Marina Silva1 Filho feio não tem pai. E jatinho de R$ 20 milhões?

Marina já viajou diversas vezes em aeronave que caiu, provocando morte de Campos

Parece inacreditável, mas até hoje, passados 15 dias da queda do avião que matou o então candidato do PSB à Presidência, Eduardo Campos e outras seis pessoas, ainda não se sabe quem é o verdadeiro dono do jato acidentado.

Não bastassem as sete mortes, o absurdo da situação é tamanho que nem os moradores cujas casas foram atingidas pelo aparelho sabem ao certo quem, de fato, irão responsabilizar pelos prejuízos que tiveram.

E olha que não era um avião qualquer. Era um Cessna Citation 560 XL, seminovo, avaliado em quase R$ 20 milhões e que levava, entre outros, uma pessoa que poderia se tornar presidente do País.
A aeronave como se sabe estava desde maio à disposição da campanha do PSB. Nele viajou também, várias vezes, Marina Silva, sucessora de Campos na campanha e, até o dia do desastre, a sua vice na chapa. Estranha ou convenientemente, ela, até agora, não explicou nada a ninguém sobre a paternidade do avião. Muito menos deu detalhes sobre as condições financeiras que permitiram que o tal jato fossem parar em sua campanha.

A nota distribuída pelo PSB sobre o assunto é superficial e pouco esclarecedora. A começar pelo que mais interessa: quem é o dono? Depois não explica quem pagava os salários dos pilotos; se eles estavam registrados em carteira ou se eram free-lancers; quem pagava o combustível; se havia seguro. Não esclarece se há um contrato de empréstimo, de aluguel ou de compra e venda. Há dúvida também em relação às notas fiscais. Existe alguma nota comprovando as despesas descritas nas situações acima? Se existe, foi emitida em nome de quem? E foi paga por quem e com que dinheiro?

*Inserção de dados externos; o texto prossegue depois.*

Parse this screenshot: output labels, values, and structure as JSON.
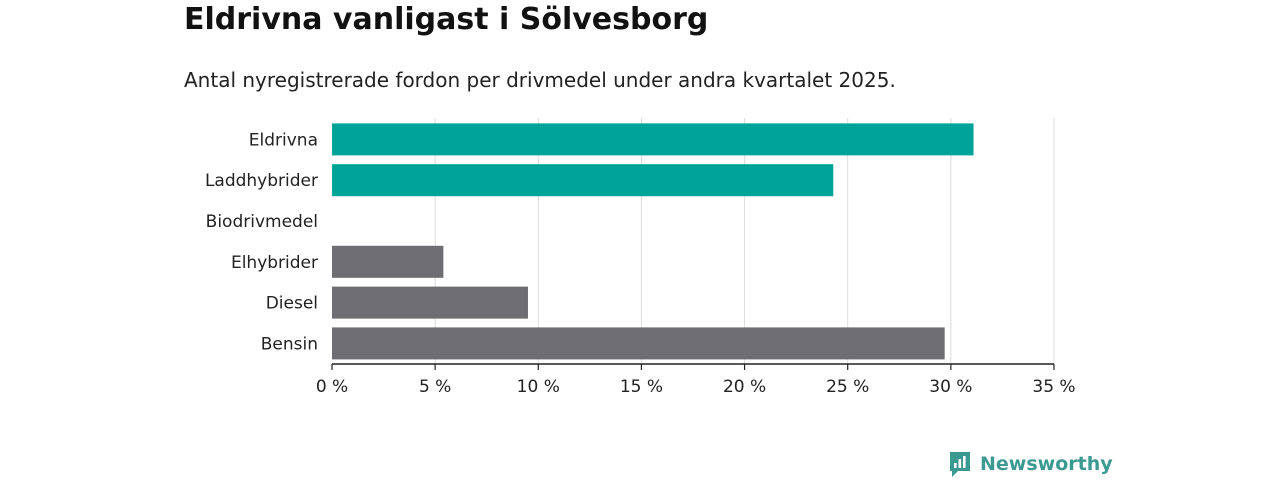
{
  "chart_data": {
    "type": "bar",
    "orientation": "horizontal",
    "title": "Eldrivna vanligast i Sölvesborg",
    "subtitle": "Antal nyregistrerade fordon per drivmedel under andra kvartalet 2025.",
    "categories": [
      "Eldrivna",
      "Laddhybrider",
      "Biodrivmedel",
      "Elhybrider",
      "Diesel",
      "Bensin"
    ],
    "values": [
      31.1,
      24.3,
      0,
      5.4,
      9.5,
      29.7
    ],
    "bar_colors": [
      "#00a398",
      "#00a398",
      "#00a398",
      "#6e6d72",
      "#6e6d72",
      "#6e6d72"
    ],
    "xlim": [
      0,
      35
    ],
    "x_ticks": [
      0,
      5,
      10,
      15,
      20,
      25,
      30,
      35
    ],
    "x_tick_labels": [
      "0 %",
      "5 %",
      "10 %",
      "15 %",
      "20 %",
      "25 %",
      "30 %",
      "35 %"
    ],
    "xlabel": "",
    "ylabel": "",
    "grid": "vertical"
  },
  "brand": {
    "name": "Newsworthy",
    "icon": "newsworthy-logo-icon",
    "color": "#3a9a92"
  }
}
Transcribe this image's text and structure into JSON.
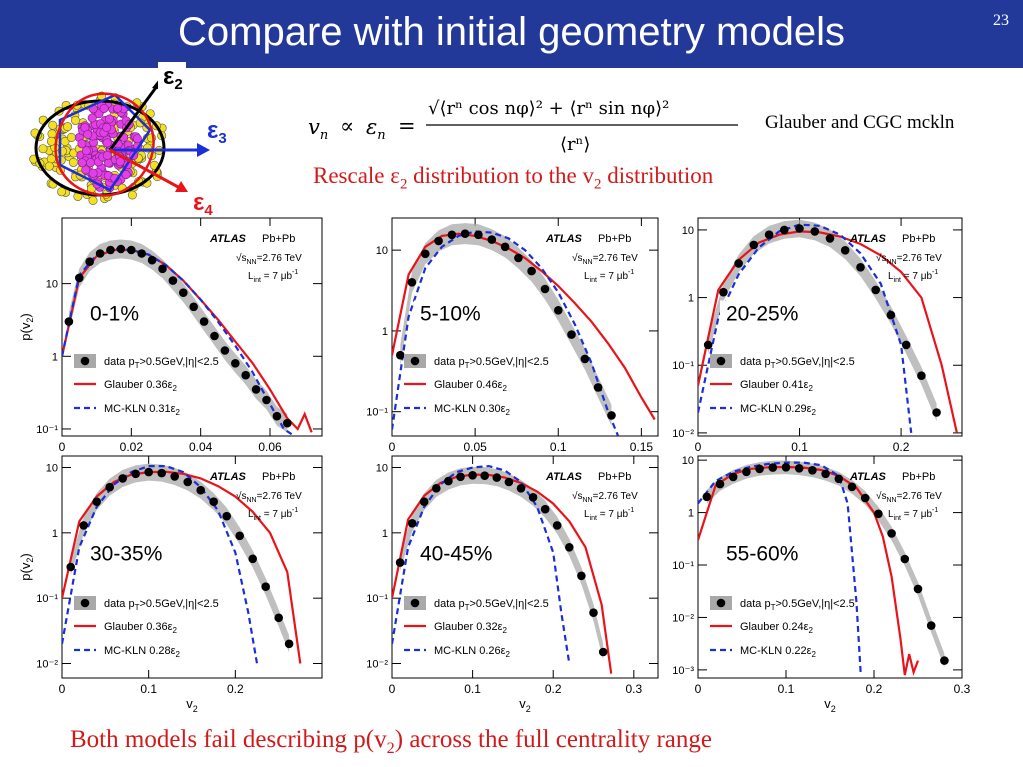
{
  "slide": {
    "title": "Compare with initial geometry models",
    "page_number": "23",
    "formula_lhs": "v",
    "formula_proportional": "∝",
    "formula_eps": "ε",
    "formula_n": "n",
    "formula_num": "√⟨rⁿ cos nφ⟩² + ⟨rⁿ sin nφ⟩²",
    "formula_den": "⟨rⁿ⟩",
    "glauber_label": "Glauber and CGC mckln",
    "rescale_pre": "Rescale ε",
    "rescale_sub1": "2",
    "rescale_mid": " distribution to the v",
    "rescale_sub2": "2",
    "rescale_post": " distribution",
    "bottom_pre": "Both models fail describing p(v",
    "bottom_sub": "2",
    "bottom_post": ") across the full centrality range",
    "eps2_label": "ε",
    "eps2_sub": "2",
    "eps3_label": "ε",
    "eps3_sub": "3",
    "eps4_label": "ε",
    "eps4_sub": "4"
  },
  "legend": {
    "atlas": "ATLAS",
    "system": "Pb+Pb",
    "energy": "s",
    "energy_sub": "NN",
    "energy_val": "=2.76 TeV",
    "lumi": "L",
    "lumi_sub": "int",
    "lumi_val": " = 7 μb",
    "lumi_sup": "-1",
    "data_pre": "data p",
    "data_sub": "T",
    "data_post": ">0.5GeV,|η|<2.5",
    "glauber": "Glauber",
    "mcklN": "MC-KLN",
    "eps_sym": "ε",
    "eps_sub": "2"
  },
  "axes": {
    "ylabel": "p(v",
    "ylabel_sub": "2",
    "ylabel_close": ")",
    "xlabel": "v",
    "xlabel_sub": "2"
  },
  "colors": {
    "header": "#23399a",
    "glauber": "#e8141a",
    "mckln": "#1a2fd6",
    "data": "#000000",
    "band": "#a9a9a9",
    "highlight": "#d21a1a"
  },
  "chart_data": [
    {
      "type": "line",
      "centrality": "0-1%",
      "glauber_scale": "0.36",
      "mckln_scale": "0.31",
      "xlim": [
        0,
        0.075
      ],
      "log_y": true,
      "ylim": [
        0.08,
        80
      ],
      "xticks": [
        "0",
        "0.02",
        "0.04",
        "0.06"
      ],
      "xtick_vals": [
        0,
        0.02,
        0.04,
        0.06
      ],
      "yticks": [
        "10",
        "1",
        "10⁻¹"
      ],
      "ytick_vals": [
        10,
        1,
        0.1
      ],
      "data_x": [
        0.002,
        0.005,
        0.008,
        0.011,
        0.014,
        0.017,
        0.02,
        0.023,
        0.026,
        0.029,
        0.032,
        0.035,
        0.038,
        0.041,
        0.044,
        0.047,
        0.05,
        0.053,
        0.056,
        0.059,
        0.062,
        0.065
      ],
      "data_y": [
        3,
        12,
        20,
        26,
        29,
        30,
        29,
        26,
        21,
        16,
        11,
        7.5,
        4.8,
        3,
        1.9,
        1.2,
        0.8,
        0.55,
        0.35,
        0.25,
        0.15,
        0.12
      ],
      "glauber_x": [
        0,
        0.005,
        0.01,
        0.015,
        0.02,
        0.025,
        0.03,
        0.035,
        0.04,
        0.045,
        0.05,
        0.055,
        0.06,
        0.065,
        0.068,
        0.07,
        0.072
      ],
      "glauber_y": [
        1,
        12,
        24,
        29,
        29,
        25,
        18,
        11,
        6,
        3.2,
        1.6,
        0.8,
        0.35,
        0.14,
        0.1,
        0.16,
        0.09
      ],
      "mckln_x": [
        0,
        0.005,
        0.01,
        0.015,
        0.02,
        0.025,
        0.03,
        0.035,
        0.04,
        0.045,
        0.05,
        0.055,
        0.06,
        0.064,
        0.067
      ],
      "mckln_y": [
        1,
        13,
        25,
        30,
        29,
        25,
        18,
        11,
        6,
        3,
        1.4,
        0.6,
        0.22,
        0.1,
        0.08
      ]
    },
    {
      "type": "line",
      "centrality": "5-10%",
      "glauber_scale": "0.46",
      "mckln_scale": "0.30",
      "xlim": [
        0,
        0.16
      ],
      "log_y": true,
      "ylim": [
        0.05,
        25
      ],
      "xticks": [
        "0",
        "0.05",
        "0.1",
        "0.15"
      ],
      "xtick_vals": [
        0,
        0.05,
        0.1,
        0.15
      ],
      "yticks": [
        "10",
        "1",
        "10⁻¹"
      ],
      "ytick_vals": [
        10,
        1,
        0.1
      ],
      "data_x": [
        0.005,
        0.012,
        0.02,
        0.028,
        0.036,
        0.044,
        0.052,
        0.06,
        0.068,
        0.076,
        0.084,
        0.092,
        0.1,
        0.108,
        0.116,
        0.124,
        0.132
      ],
      "data_y": [
        0.5,
        4,
        9,
        13,
        15.5,
        16,
        15.5,
        13.5,
        11,
        8,
        5.5,
        3.3,
        1.8,
        0.9,
        0.45,
        0.2,
        0.09
      ],
      "glauber_x": [
        0,
        0.01,
        0.02,
        0.03,
        0.04,
        0.05,
        0.06,
        0.07,
        0.08,
        0.09,
        0.1,
        0.11,
        0.12,
        0.13,
        0.14,
        0.15,
        0.158
      ],
      "glauber_y": [
        0.5,
        5,
        11,
        15,
        16,
        15,
        13,
        10.5,
        8,
        5.5,
        3.6,
        2.2,
        1.3,
        0.7,
        0.35,
        0.15,
        0.08
      ],
      "mckln_x": [
        0,
        0.01,
        0.02,
        0.03,
        0.04,
        0.05,
        0.06,
        0.07,
        0.08,
        0.09,
        0.1,
        0.11,
        0.12,
        0.13,
        0.136
      ],
      "mckln_y": [
        0.06,
        1.5,
        6,
        11,
        15,
        17,
        16.5,
        14,
        10,
        6,
        3,
        1.2,
        0.4,
        0.1,
        0.05
      ]
    },
    {
      "type": "line",
      "centrality": "20-25%",
      "glauber_scale": "0.41",
      "mckln_scale": "0.29",
      "xlim": [
        0,
        0.26
      ],
      "log_y": true,
      "ylim": [
        0.009,
        15
      ],
      "xticks": [
        "0",
        "0.1",
        "0.2"
      ],
      "xtick_vals": [
        0,
        0.1,
        0.2
      ],
      "yticks": [
        "10",
        "1",
        "10⁻¹",
        "10⁻²"
      ],
      "ytick_vals": [
        10,
        1,
        0.1,
        0.01
      ],
      "data_x": [
        0.01,
        0.025,
        0.04,
        0.055,
        0.07,
        0.085,
        0.1,
        0.115,
        0.13,
        0.145,
        0.16,
        0.175,
        0.19,
        0.205,
        0.22,
        0.235
      ],
      "data_y": [
        0.2,
        1.2,
        3.2,
        6,
        8.5,
        10,
        10.5,
        9.5,
        7.5,
        5,
        2.8,
        1.3,
        0.55,
        0.2,
        0.07,
        0.02
      ],
      "glauber_x": [
        0,
        0.02,
        0.04,
        0.06,
        0.08,
        0.1,
        0.12,
        0.14,
        0.16,
        0.18,
        0.2,
        0.22,
        0.24,
        0.255
      ],
      "glauber_y": [
        0.05,
        1.3,
        3.6,
        6.5,
        8.5,
        9.5,
        9.2,
        8,
        6.2,
        4.2,
        2.4,
        1,
        0.1,
        0.01
      ],
      "mckln_x": [
        0,
        0.02,
        0.04,
        0.06,
        0.08,
        0.1,
        0.12,
        0.14,
        0.16,
        0.18,
        0.2,
        0.21
      ],
      "mckln_y": [
        0.02,
        0.5,
        2.2,
        5.5,
        9.5,
        12,
        11.5,
        8.5,
        4.5,
        1.6,
        0.2,
        0.01
      ]
    },
    {
      "type": "line",
      "centrality": "30-35%",
      "glauber_scale": "0.36",
      "mckln_scale": "0.28",
      "xlim": [
        0,
        0.3
      ],
      "log_y": true,
      "ylim": [
        0.006,
        15
      ],
      "xticks": [
        "0",
        "0.1",
        "0.2"
      ],
      "xtick_vals": [
        0,
        0.1,
        0.2
      ],
      "yticks": [
        "10",
        "1",
        "10⁻¹",
        "10⁻²"
      ],
      "ytick_vals": [
        10,
        1,
        0.1,
        0.01
      ],
      "data_x": [
        0.01,
        0.025,
        0.04,
        0.055,
        0.07,
        0.085,
        0.1,
        0.115,
        0.13,
        0.145,
        0.16,
        0.175,
        0.19,
        0.205,
        0.22,
        0.235,
        0.25,
        0.262
      ],
      "data_y": [
        0.3,
        1.3,
        3,
        5,
        6.8,
        8,
        8.5,
        8.2,
        7.3,
        6,
        4.5,
        3,
        1.8,
        0.9,
        0.4,
        0.15,
        0.05,
        0.02
      ],
      "glauber_x": [
        0,
        0.02,
        0.04,
        0.06,
        0.08,
        0.1,
        0.12,
        0.14,
        0.16,
        0.18,
        0.2,
        0.22,
        0.24,
        0.26,
        0.275
      ],
      "glauber_y": [
        0.1,
        1.5,
        3.6,
        6,
        7.8,
        8.5,
        8.6,
        8,
        6.8,
        5.2,
        3.6,
        2.1,
        1,
        0.25,
        0.01
      ],
      "mckln_x": [
        0,
        0.02,
        0.04,
        0.06,
        0.08,
        0.1,
        0.12,
        0.14,
        0.16,
        0.18,
        0.2,
        0.215,
        0.225
      ],
      "mckln_y": [
        0.02,
        0.6,
        2.5,
        5.5,
        8.5,
        10.5,
        10.5,
        8.5,
        5,
        2.2,
        0.5,
        0.06,
        0.01
      ]
    },
    {
      "type": "line",
      "centrality": "40-45%",
      "glauber_scale": "0.32",
      "mckln_scale": "0.26",
      "xlim": [
        0,
        0.33
      ],
      "log_y": true,
      "ylim": [
        0.006,
        15
      ],
      "xticks": [
        "0",
        "0.1",
        "0.2",
        "0.3"
      ],
      "xtick_vals": [
        0,
        0.1,
        0.2,
        0.3
      ],
      "yticks": [
        "10",
        "1",
        "10⁻¹",
        "10⁻²"
      ],
      "ytick_vals": [
        10,
        1,
        0.1,
        0.01
      ],
      "data_x": [
        0.01,
        0.025,
        0.04,
        0.055,
        0.07,
        0.085,
        0.1,
        0.115,
        0.13,
        0.145,
        0.16,
        0.175,
        0.19,
        0.205,
        0.22,
        0.235,
        0.25,
        0.262
      ],
      "data_y": [
        0.35,
        1.4,
        3,
        4.8,
        6.2,
        7.2,
        7.6,
        7.5,
        7,
        6,
        4.8,
        3.5,
        2.3,
        1.3,
        0.6,
        0.22,
        0.06,
        0.015
      ],
      "glauber_x": [
        0,
        0.02,
        0.04,
        0.06,
        0.08,
        0.1,
        0.12,
        0.14,
        0.16,
        0.18,
        0.2,
        0.22,
        0.24,
        0.26,
        0.272
      ],
      "glauber_y": [
        0.1,
        1.6,
        3.7,
        5.8,
        7.2,
        7.8,
        7.7,
        7,
        5.8,
        4.3,
        2.8,
        1.5,
        0.6,
        0.08,
        0.007
      ],
      "mckln_x": [
        0,
        0.02,
        0.04,
        0.06,
        0.08,
        0.1,
        0.12,
        0.14,
        0.16,
        0.18,
        0.2,
        0.21,
        0.22
      ],
      "mckln_y": [
        0.02,
        0.6,
        2.5,
        5.5,
        8.5,
        10,
        10.5,
        9,
        6,
        2.5,
        0.5,
        0.06,
        0.01
      ]
    },
    {
      "type": "line",
      "centrality": "55-60%",
      "glauber_scale": "0.24",
      "mckln_scale": "0.22",
      "xlim": [
        0,
        0.3
      ],
      "log_y": true,
      "ylim": [
        0.0007,
        12
      ],
      "xticks": [
        "0",
        "0.1",
        "0.2",
        "0.3"
      ],
      "xtick_vals": [
        0,
        0.1,
        0.2,
        0.3
      ],
      "yticks": [
        "10",
        "1",
        "10⁻¹",
        "10⁻²",
        "10⁻³"
      ],
      "ytick_vals": [
        10,
        1,
        0.1,
        0.01,
        0.001
      ],
      "data_x": [
        0.01,
        0.025,
        0.04,
        0.055,
        0.07,
        0.085,
        0.1,
        0.115,
        0.13,
        0.145,
        0.16,
        0.175,
        0.19,
        0.205,
        0.22,
        0.235,
        0.25,
        0.265,
        0.28
      ],
      "data_y": [
        2,
        3.5,
        4.8,
        6,
        6.8,
        7.2,
        7.3,
        7,
        6.4,
        5.5,
        4.4,
        3.1,
        1.9,
        0.95,
        0.4,
        0.13,
        0.035,
        0.007,
        0.0015
      ],
      "glauber_x": [
        0,
        0.02,
        0.04,
        0.06,
        0.08,
        0.1,
        0.12,
        0.14,
        0.16,
        0.18,
        0.2,
        0.21,
        0.22,
        0.23,
        0.235,
        0.24,
        0.245,
        0.25
      ],
      "glauber_y": [
        0.3,
        3.3,
        5.5,
        6.8,
        7.3,
        7.4,
        7.2,
        6.5,
        5,
        3,
        1,
        0.35,
        0.06,
        0.004,
        0.0008,
        0.002,
        0.0009,
        0.0015
      ],
      "mckln_x": [
        0,
        0.02,
        0.04,
        0.06,
        0.08,
        0.1,
        0.12,
        0.14,
        0.16,
        0.17,
        0.18,
        0.185
      ],
      "mckln_y": [
        1.5,
        4,
        6,
        7.5,
        8.5,
        9,
        9,
        8,
        5,
        1.5,
        0.02,
        0.0008
      ]
    }
  ]
}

Pela legislação eleitoral em vigor sabe-se que uma empresa só pode fazer doações a candidatos de bens e serviços que estejam diretamente relacionados à sua atividade fim. Dessa forma, uma aeronave só pode ser cedida por alguma empresa do ramo de aviação. Jamais por um particular ou empresário de outro ramo. No caso, há um registro junto à Anac, informando que o avião está registrado no nome do grupo usineiro AF Andrade, de Ribeirão Preto. Que se apressou a dizer que o havia vendido para empresário alagoano. Esse por sua vez, disse que teve interesse em compra-lo, mas que o negócio não se concretizou.

Pelo que vê é uma história bastante enrolada, com muitos ingredientes que dão margem a muitas suspeitas. A ponta desse novelo já começa a ser puxado e desembaraçado pela Polícia Federal (PF). Marina bem que poderia poupa-los do trabalho.

Aliás, para quem está em procedimento de subida nas pesquisas eleitorais, já na segunda colocação da corrida presidencial e a ponto de se sair vitoriosa num eventual segundo turno, Marina deveria ser a primeira a querer vir a público prestar tais informações e dar uma satisfação para o País.

Seria, de sua parte, uma demonstração de responsabilidade, de comprometimento com a ética política e de respeito aos brasileiros que independentemente de estarem ou não sob efeito da comoção causada pelo desastre aéreo, parecem estar simpáticos a seu discurso de candidata anti-Dilma e anti-Aécio, de ser a terceira via, contraponto à polarização entre o PT e o PSDB e representante da nova política. Sabe-se lá o que isso pode querer dizer.